Here is an example anomaly.yaml with every parameter specified:

kind: operator
type: anomaly
version: v1
spec:
    datetime_column:
        name: Date
    input_data:
        url: data.csv
    model: auto
    target_column: target
  • Kind: The yaml file always starts with kind: operator. There are many other kinds of yaml files that can be run by ads opctl, so we need to specify this is an operator.

  • Type: The type of operator is anomaly.

  • Version: The only available version is v1.

  • Spec: Spec contains the bulk of the information for the specific problem.
    • input_data: This dictionary contains the details for how to read the input data. Input data must contain the target column, the datetime column, and optionally the target category column.
      • url: Insert the uri for the dataset if it’s on object storage or Data Lake using the URI pattern oci://<bucket>@<namespace>/path/to/data.csv.

      • kwargs: Insert any other args for pandas to load the data (format, options, etc.) See full list in YAML Schema section.

    • target_column: This string specifies the name of the column where the target data is within the historical data.

    • datetime_column: The dictionary outlining details around the datetime column.
      • name: the name of the datetime column. Must be the same in both historical and additional data.

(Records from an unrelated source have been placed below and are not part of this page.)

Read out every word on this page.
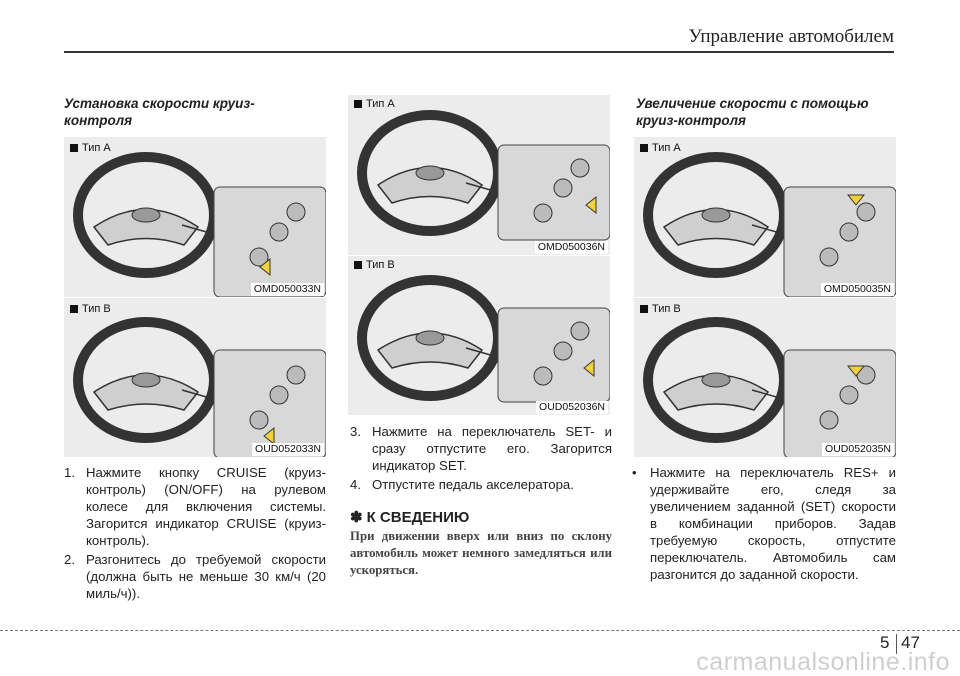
Управление автомобилем
Установка скорости круиз-контроля
Увеличение скорости с помощью круиз-контроля
Тип A
OMD050033N
Тип B
OUD052033N
Тип A
OMD050036N
Тип B
OUD052036N
Тип A
OMD050035N
Тип B
OUD052035N
1. Нажмите кнопку CRUISE (круиз-контроль) (ON/OFF) на рулевом колесе для включения системы. Загорится индикатор CRUISE (круиз-контроль).
2. Разгонитесь до требуемой скорости (должна быть не меньше 30 км/ч (20 миль/ч)).
3. Нажмите на переключатель SET- и сразу отпустите его. Загорится индикатор SET.
4. Отпустите педаль акселератора.
✽ К СВЕДЕНИЮ
При движении вверх или вниз по склону автомобиль может немного замедляться или ускоряться.
• Нажмите на переключатель RES+ и удерживайте его, следя за увеличением заданной (SET) скорости в комбинации приборов. Задав требуемую скорость, отпустите переключатель. Автомобиль сам разгонится до заданной скорости.
5 47
carmanualsonline.info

      • format: the format of the datetime string in python notation detailed here.

    • target_category_columns: (optional) The Series ID of the target. When provided, the target data must be present for each date in the datetime_column and for each series id in the target_category_columns.

    • validation_data: (optional) This dictionary contains the details for how to read the validation data. Validation data must contain all of the columns of input_data plus a column titled “anomaly”.
      • url: Insert the uri for the dataset if it’s on object storage or Data Lake using the URI pattern oci://<bucket>@<namespace>/path/to/data.csv.

      • kwargs: Insert any other args for pandas to load the data (format, options, etc.) See full list in YAML Schema section.

    • output_directory: (optional) This dictionary contains the details for where to put the output artifacts. The directory need not exist, but must be accessible by the Operator during runtime.
      • url: Insert the uri for the dataset if it’s on object storage or Data Lake using the URI pattern oci://<bucket>@<namespace>/subfolder/.

      • kwargs: Insert any other args for pandas to load the data (format, options, etc.) See full list in YAML Schema section.

    • model: (optional) The name of the model framework you want to use. Defaults to “auto”. Other options are: autots, and auto.

    • model_kwargs: (optional) This kwargs dict passes straight through to the model framework. If you want to take direct control of the modeling, this is the best way.

    • test_data: (optional) This dictionary contains the details for how to read the test data. Test data should contain every datetime value of the input_data, (optionally) all of the series from target_category_columns, and a column titles “anomaly” with either a 1 (non-anomalous) or 0 (anomalous).
      • url: Insert the uri for the dataset if it’s on object storage or Data Lake using the URI pattern oci://<bucket>@<namespace>/path/to/data.csv.

      • kwargs: Insert any other args for pandas to load the data (format, options, etc.) See full list in YAML Schema section.

    • preprocessing: (optional) Preprocessing and feature engineering can be disabled using this flag, Defaults to true

    • report_filename: (optional) Placed into output_directory location. Defaults to report.html

    • report_title: (optional) The title of the report.

    • report_theme: (optional) Can be “dark” or “light”. Defaults to “light”.

    • metrics_filename: (optional) Placed into output_directory location. Defaults to metrics.csv

    • test_metrics_filename: (optional) Placed into output_directory location. Defaults to test_metrics.csv

    • outliers_filename: (optional) Placed into output_directory location. Defaults to outliers.csv

    • inliers_filename: (optional) Placed into output_directory location. Defaults to inliers.csv

    • generate_report: (optional) Report file generation can be enabled using this flag. Defaults to true.

    • generate_metrics: (optional) Metrics files generation can be enabled using this flag. Defaults to true.